Murine multi-nucleotide substitutions

knitr::opts_chunk$set(echo = TRUE, warning = FALSE, message = FALSE)

library(ggplot2)
library(cowplot)
library(ggbeeswarm)
library(dplyr)
#library(kableExtra)
library(tidyr)
library(ggtree)
library(phytools)
library(phangorn)
library(reshape2)
library(ggExtra)
library(ggrepel)
#library(vroom)
library(ggdist)
#library(stringr)
source("../lib/design.r")
source("../lib/get_tree_info.r")

< Back to summary

1 Multi-nucleotide substitutions

Here defined as two or more substitutions inferred along a branch in the same codon

#tree_type = "astral"
save_tree_fig = F

cat(tree_type, " tree\n")
## astral  tree
cat("188 species targeted capture to mouse exons assembled with SPADES.\n")
## 188 species targeted capture to mouse exons assembled with SPADES.
cat("11,775 coding loci aligned with exonerate+mafft\n")
## 11,775 coding loci aligned with exonerate+mafft
cat("Gene trees inferred with IQtree.\n")
## Gene trees inferred with IQtree.
if(tree_type == "astral"){
  cat("Species tree inferred with ASTRAL.\n")
  cat("Branch lengths estimated using 865 loci with normalized RF distance <= 0.25.\n")
  tree_file = "../../data/trees/full_coding_iqtree_astral.cf.bl.nrf25.rooted.treefile"
  anc_file = "../../data/rates/full-coding-astral-mg94-local-branch-mns.csv"
  exclude_branches = c("Lophiomys_imhausi_UM5152", "Lophuromys_woosnami_LSUMZ37793", "<1>", "<187>", "<186>")
  xmax = 0.125
}else if(tree_type == "concat"){
  cat("Species tree inferred by concatenation of all loci with IQtree.\n")
  tree_file = "../../data/trees/full_coding_iqtree_concat.cf.rooted.tree"
  anc_file = "../../data/rates/full-coding-concat-mg94-local-branch-mns.csv"
  exclude_branches = c("Lophiomys_imhausi_UM5152", "Lophuromys_woosnami_LSUMZ37793", "<1>", "<187>", "<186>")
  xmax = 0.125
}
## Species tree inferred with ASTRAL.
## Branch lengths estimated using 865 loci with normalized RF distance <= 0.25.
cat("Ancestral sequences inferred with HyPhy\n")
## Ancestral sequences inferred with HyPhy
tree = read.tree(tree_file)
tree_to_df_list = treeToDF(tree)
tree_info = tree_to_df_list[["info"]]

if(tree_type == "astral"){
  tree_info = tree_info %>% separate(label, c("astral", "gcf", "scf"), sep="/", remove=F)
  tree_info$astral[tree_info$node.type=="tip"] = NA
  tree_info$astral = as.numeric(tree_info$astral)
  tree_info$gcf = as.numeric(tree_info$gcf)
  tree_info$scf = as.numeric(tree_info$scf)
}else if(tree_type == "concat"){
  tree_info = tree_info %>% separate(label, c("bootstrap", "gcf", "scf"), sep="/", remove=F)
  tree_info$bootstrap[tree_info$node.type=="tip"] = NA
  tree_info$bootstrap = as.numeric(tree_info$bootstrap)
  tree_info$gcf = as.numeric(tree_info$gcf)
  tree_info$scf = as.numeric(tree_info$scf)
}
anc_info_w_root = read.csv(anc_file, header=T)

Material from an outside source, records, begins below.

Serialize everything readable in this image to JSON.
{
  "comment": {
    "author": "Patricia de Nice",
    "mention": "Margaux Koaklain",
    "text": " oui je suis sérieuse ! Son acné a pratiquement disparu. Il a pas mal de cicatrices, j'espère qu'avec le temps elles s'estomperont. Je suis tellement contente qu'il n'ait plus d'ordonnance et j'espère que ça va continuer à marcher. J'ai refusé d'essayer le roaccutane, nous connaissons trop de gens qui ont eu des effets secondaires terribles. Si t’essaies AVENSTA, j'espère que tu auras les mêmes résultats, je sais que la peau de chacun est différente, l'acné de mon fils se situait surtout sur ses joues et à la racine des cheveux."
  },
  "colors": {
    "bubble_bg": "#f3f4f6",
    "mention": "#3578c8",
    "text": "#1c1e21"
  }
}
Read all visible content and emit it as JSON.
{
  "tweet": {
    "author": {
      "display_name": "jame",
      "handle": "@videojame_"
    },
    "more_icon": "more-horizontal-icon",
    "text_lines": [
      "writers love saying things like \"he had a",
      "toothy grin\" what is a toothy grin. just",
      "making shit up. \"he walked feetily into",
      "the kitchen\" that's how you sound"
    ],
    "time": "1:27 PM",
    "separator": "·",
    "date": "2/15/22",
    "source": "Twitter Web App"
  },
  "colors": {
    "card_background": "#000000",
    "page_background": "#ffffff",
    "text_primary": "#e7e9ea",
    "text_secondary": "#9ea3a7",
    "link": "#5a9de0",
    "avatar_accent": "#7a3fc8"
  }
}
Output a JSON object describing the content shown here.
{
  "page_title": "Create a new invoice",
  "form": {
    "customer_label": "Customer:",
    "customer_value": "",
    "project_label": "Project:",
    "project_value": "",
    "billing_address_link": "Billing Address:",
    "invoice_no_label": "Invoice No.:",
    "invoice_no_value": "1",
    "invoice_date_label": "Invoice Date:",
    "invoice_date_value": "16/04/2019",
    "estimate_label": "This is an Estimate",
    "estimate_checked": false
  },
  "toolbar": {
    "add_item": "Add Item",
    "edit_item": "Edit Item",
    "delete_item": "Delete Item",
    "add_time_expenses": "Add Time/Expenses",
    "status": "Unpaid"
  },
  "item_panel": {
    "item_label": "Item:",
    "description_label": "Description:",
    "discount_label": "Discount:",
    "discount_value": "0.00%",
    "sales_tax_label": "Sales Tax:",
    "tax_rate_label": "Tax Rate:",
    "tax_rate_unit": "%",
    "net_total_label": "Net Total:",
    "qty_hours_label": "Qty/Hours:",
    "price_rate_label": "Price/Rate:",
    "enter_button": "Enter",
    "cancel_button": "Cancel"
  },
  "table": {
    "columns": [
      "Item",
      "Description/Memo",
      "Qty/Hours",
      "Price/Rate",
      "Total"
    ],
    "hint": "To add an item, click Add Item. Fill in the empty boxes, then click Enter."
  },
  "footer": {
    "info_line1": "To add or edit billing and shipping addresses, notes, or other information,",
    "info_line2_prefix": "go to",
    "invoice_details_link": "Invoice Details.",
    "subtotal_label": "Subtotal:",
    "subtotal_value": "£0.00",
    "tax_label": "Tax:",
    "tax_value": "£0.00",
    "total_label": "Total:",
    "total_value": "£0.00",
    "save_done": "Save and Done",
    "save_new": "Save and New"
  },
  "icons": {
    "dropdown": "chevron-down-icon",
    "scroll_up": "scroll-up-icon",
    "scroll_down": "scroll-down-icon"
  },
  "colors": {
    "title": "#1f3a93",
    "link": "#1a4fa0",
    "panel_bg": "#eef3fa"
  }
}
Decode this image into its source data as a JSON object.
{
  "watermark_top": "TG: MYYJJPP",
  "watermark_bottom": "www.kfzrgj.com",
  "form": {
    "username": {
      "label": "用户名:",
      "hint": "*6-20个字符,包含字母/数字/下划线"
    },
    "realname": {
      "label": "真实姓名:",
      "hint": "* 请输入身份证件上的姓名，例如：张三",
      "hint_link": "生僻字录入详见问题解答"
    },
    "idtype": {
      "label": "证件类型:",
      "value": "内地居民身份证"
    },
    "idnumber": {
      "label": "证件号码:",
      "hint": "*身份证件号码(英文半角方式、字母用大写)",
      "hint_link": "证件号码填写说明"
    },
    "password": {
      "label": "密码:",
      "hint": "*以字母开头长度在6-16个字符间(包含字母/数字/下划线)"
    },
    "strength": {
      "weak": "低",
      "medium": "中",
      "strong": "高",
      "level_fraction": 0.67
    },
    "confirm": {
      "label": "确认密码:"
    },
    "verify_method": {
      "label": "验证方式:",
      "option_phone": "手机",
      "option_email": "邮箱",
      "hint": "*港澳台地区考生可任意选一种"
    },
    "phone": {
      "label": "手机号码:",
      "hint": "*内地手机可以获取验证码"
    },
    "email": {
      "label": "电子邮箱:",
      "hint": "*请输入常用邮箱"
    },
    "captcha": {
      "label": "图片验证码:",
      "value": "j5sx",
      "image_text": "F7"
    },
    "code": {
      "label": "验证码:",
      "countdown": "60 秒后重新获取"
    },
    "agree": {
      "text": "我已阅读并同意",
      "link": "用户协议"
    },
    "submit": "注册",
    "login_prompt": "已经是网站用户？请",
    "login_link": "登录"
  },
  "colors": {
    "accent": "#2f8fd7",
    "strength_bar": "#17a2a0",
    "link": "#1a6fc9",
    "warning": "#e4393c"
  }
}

cols_to_na = c("total.subs", "total.mns", "S", "N", "A", "mS", "mN", "mA")
for(col in cols_to_na){
  anc_info_w_root[anc_info_w_root$node.label %in% exclude_branches,][[col]] = NA
}

uniq_info_cols = names(tree_info)[!(names(tree_info) %in% names(anc_info_w_root))] 
# Get non common names

uniq_info_cols = c(uniq_info_cols, "clade") # appending key parameter
# Get a list of columns from the tree_info df to join to the tree rates df

anc_info_w_root = anc_info_w_root %>% left_join((tree_info %>% select(uniq_info_cols)), by="clade")
# Select the columns from tree_info and join to tree_rates, merging by clade
# https://stackoverflow.com/a/61628157

anc_info_w_root = anc_info_w_root[order(anc_info_w_root$node), ]
# Re-order the rows by the R node

anc_info_w_root$total.mns = anc_info_w_root$mS + anc_info_w_root$mN + anc_info_w_root$mA
anc_info_w_root$mn.ms = anc_info_w_root$mN / anc_info_w_root$mS

2 Species tree branch presence/absence per gene

Following the same procedure as before, we count multi-nucleotdie substitutions per species tree branch only in genes that contain that branch (full clade or partial clade):

anc_info = subset(anc_info_w_root, node.type != "root")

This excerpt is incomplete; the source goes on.